Batch job tuning

sgandhla · New User Joined: 23 Mar 2017 Posts: 3 Location: USA

Hi Everyone,

This is my first post in the forum, I spent one month in analyzing an issue in my new role without any luck. Hope I find some assistance here.

we have a batch job hosted from different locations, both of them are running in EC12, everyday we recycle the job at 15:00 GMT , so job is down from 11:00 t0 15:00 when we restart the job one site is able to process ~15 million txn in 15 minutes interval other site can process ~3million txn, but by end of the day both are able to process same number of txn(~200 million), the slow running lpar catches up after 2 hours , it is able to process ~10 million in 15 minutes. so I looked few things like looked at system loads at that time, both are running less than 50% , WLM policies , its the same , job is exactly same(as per application team), I changed weights of the LPAR to get more vertical Highs. without any improvement in performance. I pulled numbers from SMFINTRV member which shows both consume same CPU time, but the LPAR that process slowly has higher I/O time than the other one. as one more attempt we made a WLM change to the slow running LPAR service class to increase I/O priority to high, the one unsolved puzzle is when the job process less number of txn it goes to DW status and does nothing for atleast 10 minutes in 15 minutes in when I looked in real time from SDSF.
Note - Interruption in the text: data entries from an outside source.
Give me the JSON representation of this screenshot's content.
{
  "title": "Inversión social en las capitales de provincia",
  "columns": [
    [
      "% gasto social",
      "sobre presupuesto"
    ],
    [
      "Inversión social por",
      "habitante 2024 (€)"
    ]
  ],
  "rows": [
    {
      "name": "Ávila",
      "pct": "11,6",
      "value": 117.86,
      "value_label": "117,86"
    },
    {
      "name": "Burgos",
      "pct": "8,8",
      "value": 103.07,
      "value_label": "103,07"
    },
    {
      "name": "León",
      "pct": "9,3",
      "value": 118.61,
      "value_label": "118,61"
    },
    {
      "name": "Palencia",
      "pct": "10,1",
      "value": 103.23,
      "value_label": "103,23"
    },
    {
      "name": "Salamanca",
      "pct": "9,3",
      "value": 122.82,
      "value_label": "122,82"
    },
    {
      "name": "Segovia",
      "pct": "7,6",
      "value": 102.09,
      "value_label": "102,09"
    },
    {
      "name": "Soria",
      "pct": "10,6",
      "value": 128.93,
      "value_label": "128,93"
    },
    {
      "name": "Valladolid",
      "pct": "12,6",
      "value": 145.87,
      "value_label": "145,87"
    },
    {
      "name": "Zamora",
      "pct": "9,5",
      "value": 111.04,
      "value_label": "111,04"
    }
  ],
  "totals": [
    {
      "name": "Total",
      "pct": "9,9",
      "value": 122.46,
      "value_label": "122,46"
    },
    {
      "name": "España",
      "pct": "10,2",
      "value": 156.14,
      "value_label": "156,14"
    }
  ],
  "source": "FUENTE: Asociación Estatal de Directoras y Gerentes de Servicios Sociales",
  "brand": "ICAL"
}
Robert Sample · Posted: Thu Mar 30, 2017 12:41 am

IF the LPARs are defined the same (same memory, same processor weight, and so forth) I'd look at the I/O situation. Look at the SMF record type 70 and 72 records for each LPAR to see their I/O and channel stats.
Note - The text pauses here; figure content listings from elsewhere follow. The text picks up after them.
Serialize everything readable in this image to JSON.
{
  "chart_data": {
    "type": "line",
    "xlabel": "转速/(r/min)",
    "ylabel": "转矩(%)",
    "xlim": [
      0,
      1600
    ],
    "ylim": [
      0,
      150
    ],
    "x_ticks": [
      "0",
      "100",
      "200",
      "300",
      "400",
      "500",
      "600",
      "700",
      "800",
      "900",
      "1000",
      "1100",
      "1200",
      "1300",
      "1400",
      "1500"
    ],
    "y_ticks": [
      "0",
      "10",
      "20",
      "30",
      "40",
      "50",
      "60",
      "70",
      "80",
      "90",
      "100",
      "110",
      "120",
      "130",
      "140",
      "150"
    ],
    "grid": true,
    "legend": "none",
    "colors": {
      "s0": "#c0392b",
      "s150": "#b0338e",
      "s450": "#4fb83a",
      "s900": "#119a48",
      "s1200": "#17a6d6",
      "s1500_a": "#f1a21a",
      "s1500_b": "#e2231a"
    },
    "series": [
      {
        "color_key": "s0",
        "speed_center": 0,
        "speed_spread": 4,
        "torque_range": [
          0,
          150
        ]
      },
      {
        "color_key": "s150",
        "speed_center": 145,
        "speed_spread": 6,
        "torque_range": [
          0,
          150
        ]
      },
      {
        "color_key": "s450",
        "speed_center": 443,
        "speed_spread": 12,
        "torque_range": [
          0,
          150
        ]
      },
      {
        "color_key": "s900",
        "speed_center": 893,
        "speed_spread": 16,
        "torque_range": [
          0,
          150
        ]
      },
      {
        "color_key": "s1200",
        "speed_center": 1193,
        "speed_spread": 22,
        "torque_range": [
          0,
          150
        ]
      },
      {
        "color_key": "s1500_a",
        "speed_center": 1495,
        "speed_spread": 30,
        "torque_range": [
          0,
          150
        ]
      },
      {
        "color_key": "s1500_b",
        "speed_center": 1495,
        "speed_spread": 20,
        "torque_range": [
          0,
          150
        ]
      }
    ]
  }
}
sgandhla · New User Joined: 23 Mar 2017 Posts: 3 Location: USA

Hi Robert,
Thanks for response, weights are different we have less number of LPARS in the CEC where we get faster response, but both the CEC'S are running less than 50%, I looked into type 70 and 72 channel stats looks fine, In I/O stats, over a day CPU time remains same but I/O time is 50% more in the slow processing sites. we are using same amount of flash drives in both the sides.
I did run a strobe report to see if there is any issues from application side, it shows
IEAVEWAT (wait service) as 88.48% in 10 min sample. again stuck with this unknown module (for me) to go further, google didn't help me much other than giving the some information like cross memory reference or linkage or I/O interrupts.

Robert Sample · Posted: Thu Mar 30, 2017 2:33 am

sgandhla · New User Joined: 23 Mar 2017 Posts: 3 Location: USA

Robert Sample · Posted: Thu Mar 30, 2017 4:31 am

Pete Wilson · Posted: Thu Aug 19, 2021 12:42 pm

When you say the jobs on different LPAR's are exactly the same what does that mean? Are they creating or updating their own individual datasets or are they sharing access to common datasets? What type of datasets are you dealing with? Please explain in more detail what the jobs actually do otherwise we can only speculate what the issues might be. Are both LPAR's part of the same physical CEC and SMSPlex sharing common DASD & TAPE etc? Is the Linklist the same on both LPAR's? Is COFVLFnn parmlib member the same on both LPAR's? What other competing workload is there on the 'slow' LPAR when it is slow?